This is not where I thought I would be a few months ago. This is by no means a bad thing, it’s a simple statement of fact. Sometimes life takes you in strange and startling directions, and this has been a textbook example. I write this first blog post as I sit on a train heading to Toronto for three weeks of intensive training with Engineers Without Borders Canada, before I leave to go overseas for what promises to be one of the most interesting and challenging years of my life.
My involvement with Engineers Without Borders goes back a large number of years, almost to its inception as an organization. Over a decade ago, I lived for a summer in Ghana, West Africa on a short term placement with EWB. I often say that the one week of pre-departure training for that summer changed my life as much as the subsequent 4 months overseas. Now here I am about to embark upon three weeks of training, with excellent sounding sessions such as “Intro to Human Centred Design”, “Systems Thinking” and “Environment and Development”. I have no doubt that the next few weeks will be as equally thought provoking and intense as the last time.
A few months ago I had never heard of a company called FarmDrive, or of an industry called Fintech. Then I saw a post on Facebook regarding a series of new Long Term Fellowships that had opened up with EWB. I had a look and saw one that looked incredibly interesting. I was nervous about applying for the role that was being advertised, but threw caution to the wind and submitted an application anyway. Less than two months later, here I am about to embark on a crazy adventure in Nairobi.
So first, who is FarmDrive and what will I be doing in Nairobi? I’m sure my understanding of what FarmDrive does will grow exponentially over the next few months, but let me share what I know as of now. Picture being a small farmer in rural Kenya. Like any small business anywhere in the world, you’d like to grow your business, and to do that, you often need a loan. The banks in Kenya, like banks everywhere else in the world, would love to give loans, it’s how they make money! Unfortunately, the farmers often do not have any credit history or collateral to secure a loan. So no loan for the farmers, no money to be made for the banks. Enter FarmDrive. It was started by two amazing women who grew up in farming villages in Kenya then went to the University of Nairobi for computer science, and the organization they started has the lofty goal of connecting millions of underserved farmers to credit. They use lots of different types of data and sophisticated analytics to create models that predict the rate of loan payback for farmers. Suddenly the banks have data on which they can base loans, and the farmers have access to credit at drastically more favourable rates. Pretty awesome, and kinda magical.
So what will I be doing? A great question. I applied for a “Data Analyst” job, but it turned out they were looking for a data scientist, and it also turns out I’m not one of those. Instead, I will be a “Product Manager”, which seems to be a very wide open job, a fact that is very exciting to me. I know I will be getting a much greater understanding of FarmDrive’s services, from the vantage points of the data scientists, the farmers, and the banks. I will also be helping those three parties communicate effectively and hopefully get access to different types of data to improve FarmDrive’s analytics.
The thing that excites me so much about the next year, is that I feel FarmDrive is truly on the cutting edge of what is possible for a small company that can access large amounts of data. People talk all the time about how Google and Facebook are taking all of our datas and selling it to advertisers.
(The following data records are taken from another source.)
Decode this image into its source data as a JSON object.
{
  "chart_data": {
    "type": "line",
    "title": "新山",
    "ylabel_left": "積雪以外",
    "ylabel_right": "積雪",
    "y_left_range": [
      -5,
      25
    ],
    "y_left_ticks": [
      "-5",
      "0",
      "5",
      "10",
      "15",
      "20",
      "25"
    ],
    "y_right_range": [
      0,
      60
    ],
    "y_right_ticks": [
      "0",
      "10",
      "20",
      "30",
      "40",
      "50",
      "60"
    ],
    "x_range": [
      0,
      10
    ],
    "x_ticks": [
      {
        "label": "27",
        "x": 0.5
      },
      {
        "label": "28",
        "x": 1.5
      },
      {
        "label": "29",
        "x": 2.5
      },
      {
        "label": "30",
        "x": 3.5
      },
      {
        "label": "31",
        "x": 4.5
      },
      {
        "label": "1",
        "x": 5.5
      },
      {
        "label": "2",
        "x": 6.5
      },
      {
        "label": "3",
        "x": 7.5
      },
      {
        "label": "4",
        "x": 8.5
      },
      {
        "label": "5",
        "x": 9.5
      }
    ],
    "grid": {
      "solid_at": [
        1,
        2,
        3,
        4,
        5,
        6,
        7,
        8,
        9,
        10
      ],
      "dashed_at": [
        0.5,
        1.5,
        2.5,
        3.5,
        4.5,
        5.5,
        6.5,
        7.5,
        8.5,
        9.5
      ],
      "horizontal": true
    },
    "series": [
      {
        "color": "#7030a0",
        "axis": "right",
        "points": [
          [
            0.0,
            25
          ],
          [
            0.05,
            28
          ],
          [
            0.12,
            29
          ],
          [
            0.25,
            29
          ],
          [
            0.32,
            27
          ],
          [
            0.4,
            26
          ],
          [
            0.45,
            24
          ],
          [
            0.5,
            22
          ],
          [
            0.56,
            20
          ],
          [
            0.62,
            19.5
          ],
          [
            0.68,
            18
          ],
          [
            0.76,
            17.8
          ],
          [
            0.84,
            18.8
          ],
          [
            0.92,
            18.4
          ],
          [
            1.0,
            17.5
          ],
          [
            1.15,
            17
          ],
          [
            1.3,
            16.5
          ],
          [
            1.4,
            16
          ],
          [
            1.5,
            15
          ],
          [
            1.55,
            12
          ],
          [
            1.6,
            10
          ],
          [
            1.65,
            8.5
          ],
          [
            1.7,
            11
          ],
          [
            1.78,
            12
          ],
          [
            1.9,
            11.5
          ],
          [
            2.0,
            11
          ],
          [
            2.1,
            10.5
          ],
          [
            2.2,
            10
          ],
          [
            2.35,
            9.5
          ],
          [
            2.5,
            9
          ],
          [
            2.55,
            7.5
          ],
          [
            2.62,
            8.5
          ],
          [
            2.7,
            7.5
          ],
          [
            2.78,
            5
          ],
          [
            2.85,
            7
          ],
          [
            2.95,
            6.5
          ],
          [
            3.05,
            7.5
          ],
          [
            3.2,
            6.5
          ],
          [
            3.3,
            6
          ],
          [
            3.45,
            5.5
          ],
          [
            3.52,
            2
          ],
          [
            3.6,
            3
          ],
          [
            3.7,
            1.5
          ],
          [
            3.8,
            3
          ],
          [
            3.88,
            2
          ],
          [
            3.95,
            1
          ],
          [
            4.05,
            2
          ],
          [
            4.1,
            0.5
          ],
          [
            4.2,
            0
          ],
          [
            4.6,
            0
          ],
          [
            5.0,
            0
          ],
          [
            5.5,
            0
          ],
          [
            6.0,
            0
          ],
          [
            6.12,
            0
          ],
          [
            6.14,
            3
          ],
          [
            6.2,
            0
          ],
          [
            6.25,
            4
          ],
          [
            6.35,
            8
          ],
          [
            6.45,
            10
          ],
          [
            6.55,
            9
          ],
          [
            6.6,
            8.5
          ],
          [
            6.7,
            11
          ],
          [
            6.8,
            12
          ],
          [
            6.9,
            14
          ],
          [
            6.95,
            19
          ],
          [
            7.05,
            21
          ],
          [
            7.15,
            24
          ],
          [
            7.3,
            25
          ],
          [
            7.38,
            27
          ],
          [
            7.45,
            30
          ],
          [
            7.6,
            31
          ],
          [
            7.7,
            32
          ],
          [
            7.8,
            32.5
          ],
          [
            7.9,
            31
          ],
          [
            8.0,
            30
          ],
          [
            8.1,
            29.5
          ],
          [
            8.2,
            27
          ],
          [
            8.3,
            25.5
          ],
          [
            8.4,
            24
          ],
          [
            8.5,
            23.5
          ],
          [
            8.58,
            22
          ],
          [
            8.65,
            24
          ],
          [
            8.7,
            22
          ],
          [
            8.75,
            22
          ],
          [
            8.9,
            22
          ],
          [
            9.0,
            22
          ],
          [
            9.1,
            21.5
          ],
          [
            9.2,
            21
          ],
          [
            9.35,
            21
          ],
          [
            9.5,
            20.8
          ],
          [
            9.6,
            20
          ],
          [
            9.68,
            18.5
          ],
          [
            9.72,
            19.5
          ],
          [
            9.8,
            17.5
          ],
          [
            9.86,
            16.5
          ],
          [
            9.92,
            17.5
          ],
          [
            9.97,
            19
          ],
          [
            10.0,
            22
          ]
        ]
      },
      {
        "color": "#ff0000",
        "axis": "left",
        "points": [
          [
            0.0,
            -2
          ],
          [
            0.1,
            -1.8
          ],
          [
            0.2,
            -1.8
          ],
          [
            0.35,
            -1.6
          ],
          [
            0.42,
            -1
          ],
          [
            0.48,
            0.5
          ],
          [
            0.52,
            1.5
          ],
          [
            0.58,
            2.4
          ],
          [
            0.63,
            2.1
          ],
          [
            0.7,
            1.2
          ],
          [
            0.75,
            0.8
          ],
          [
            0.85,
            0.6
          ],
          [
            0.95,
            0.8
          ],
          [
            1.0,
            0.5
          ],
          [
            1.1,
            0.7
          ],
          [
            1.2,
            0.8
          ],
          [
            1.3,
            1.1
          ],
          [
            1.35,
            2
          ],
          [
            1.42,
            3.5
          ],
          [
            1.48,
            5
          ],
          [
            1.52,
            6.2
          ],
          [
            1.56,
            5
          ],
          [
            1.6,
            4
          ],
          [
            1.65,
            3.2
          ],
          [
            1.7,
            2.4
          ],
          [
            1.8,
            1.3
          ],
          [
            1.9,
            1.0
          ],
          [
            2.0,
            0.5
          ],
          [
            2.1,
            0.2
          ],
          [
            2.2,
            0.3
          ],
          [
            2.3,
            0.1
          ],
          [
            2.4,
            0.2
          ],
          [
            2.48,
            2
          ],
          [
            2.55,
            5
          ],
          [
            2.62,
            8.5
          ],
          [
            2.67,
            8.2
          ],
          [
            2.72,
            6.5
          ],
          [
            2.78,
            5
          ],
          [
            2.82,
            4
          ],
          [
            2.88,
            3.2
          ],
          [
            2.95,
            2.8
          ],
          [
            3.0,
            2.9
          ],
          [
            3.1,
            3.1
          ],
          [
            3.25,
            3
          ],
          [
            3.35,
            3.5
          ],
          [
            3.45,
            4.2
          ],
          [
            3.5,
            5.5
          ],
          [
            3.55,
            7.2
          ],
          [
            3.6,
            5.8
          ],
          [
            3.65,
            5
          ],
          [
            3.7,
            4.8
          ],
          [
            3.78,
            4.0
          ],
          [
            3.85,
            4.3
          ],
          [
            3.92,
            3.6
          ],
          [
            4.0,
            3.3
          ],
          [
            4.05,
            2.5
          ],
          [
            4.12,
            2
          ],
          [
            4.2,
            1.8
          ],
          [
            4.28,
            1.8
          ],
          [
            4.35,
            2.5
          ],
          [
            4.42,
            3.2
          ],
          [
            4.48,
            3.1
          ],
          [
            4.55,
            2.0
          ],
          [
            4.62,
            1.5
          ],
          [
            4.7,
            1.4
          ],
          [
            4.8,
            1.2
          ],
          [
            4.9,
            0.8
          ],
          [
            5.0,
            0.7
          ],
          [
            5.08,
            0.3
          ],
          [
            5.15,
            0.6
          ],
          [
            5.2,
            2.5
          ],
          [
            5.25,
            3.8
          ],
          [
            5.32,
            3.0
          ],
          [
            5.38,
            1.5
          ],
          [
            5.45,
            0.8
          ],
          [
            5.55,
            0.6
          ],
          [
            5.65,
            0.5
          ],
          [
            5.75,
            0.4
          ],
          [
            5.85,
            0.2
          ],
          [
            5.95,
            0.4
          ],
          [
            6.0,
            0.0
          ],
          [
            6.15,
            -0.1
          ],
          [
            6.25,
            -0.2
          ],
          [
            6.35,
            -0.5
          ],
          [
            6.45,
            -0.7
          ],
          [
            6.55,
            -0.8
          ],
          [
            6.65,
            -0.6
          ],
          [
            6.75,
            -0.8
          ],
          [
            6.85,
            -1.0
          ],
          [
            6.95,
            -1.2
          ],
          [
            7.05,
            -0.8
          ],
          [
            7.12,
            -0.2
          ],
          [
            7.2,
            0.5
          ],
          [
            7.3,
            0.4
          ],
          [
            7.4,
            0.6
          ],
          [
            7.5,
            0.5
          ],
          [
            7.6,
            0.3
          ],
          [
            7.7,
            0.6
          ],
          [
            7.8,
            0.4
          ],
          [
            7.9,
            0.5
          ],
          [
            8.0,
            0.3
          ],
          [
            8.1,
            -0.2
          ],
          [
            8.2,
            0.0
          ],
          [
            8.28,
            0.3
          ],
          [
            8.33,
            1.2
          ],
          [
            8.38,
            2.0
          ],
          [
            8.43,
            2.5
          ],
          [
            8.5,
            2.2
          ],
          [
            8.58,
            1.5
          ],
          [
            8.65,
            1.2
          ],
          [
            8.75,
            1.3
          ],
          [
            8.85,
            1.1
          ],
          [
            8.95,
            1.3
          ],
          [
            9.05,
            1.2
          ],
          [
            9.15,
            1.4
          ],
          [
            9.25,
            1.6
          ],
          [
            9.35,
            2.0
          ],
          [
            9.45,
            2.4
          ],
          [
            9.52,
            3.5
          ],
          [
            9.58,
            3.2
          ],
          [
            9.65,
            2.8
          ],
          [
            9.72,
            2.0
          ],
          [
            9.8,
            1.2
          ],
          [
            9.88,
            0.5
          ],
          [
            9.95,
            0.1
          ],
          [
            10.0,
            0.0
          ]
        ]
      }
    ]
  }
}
Well this is a chance to use this data ubiquity for the power of good. I feel that this is a time of great upheaval, where the democratization of large datasets can drive real change for some of the people in the world who need it the most. I am looking forward to living in East Africa and experience the culture and see the beautiful land, but I would be stoked to work with an organization like FarmDrive if they were based in Ottawa! And that’s pretty amazing.
A few years after I got back from Ghana, I got an EWB ring. It’s designed to be worn on your pinky, complementing the Iron Ring if you have one, and in the same fashion, it’s designed to remind you of your commitment to making the world a better place. It’s actually a bar code, which if you unbent the ring and scanned in a grocery store, would read “Human Development”. I stayed very heavily involved with EWB for a number of years, including two years as the President of the Ottawa Professional Chapter. Then, as sometimes happens in adulthood, EWB and I drifted away from each other. I moved out of the country for a bit, and started volunteering my time in other ways, and I lost track of that ring. I feel It is very fitting that as I was trying to go through many year’s worth of accumulated crap, I somehow found that ring again. It now sits back on my pinky, a silent reminder of a promise I made a decade ago, and of a year yet to come.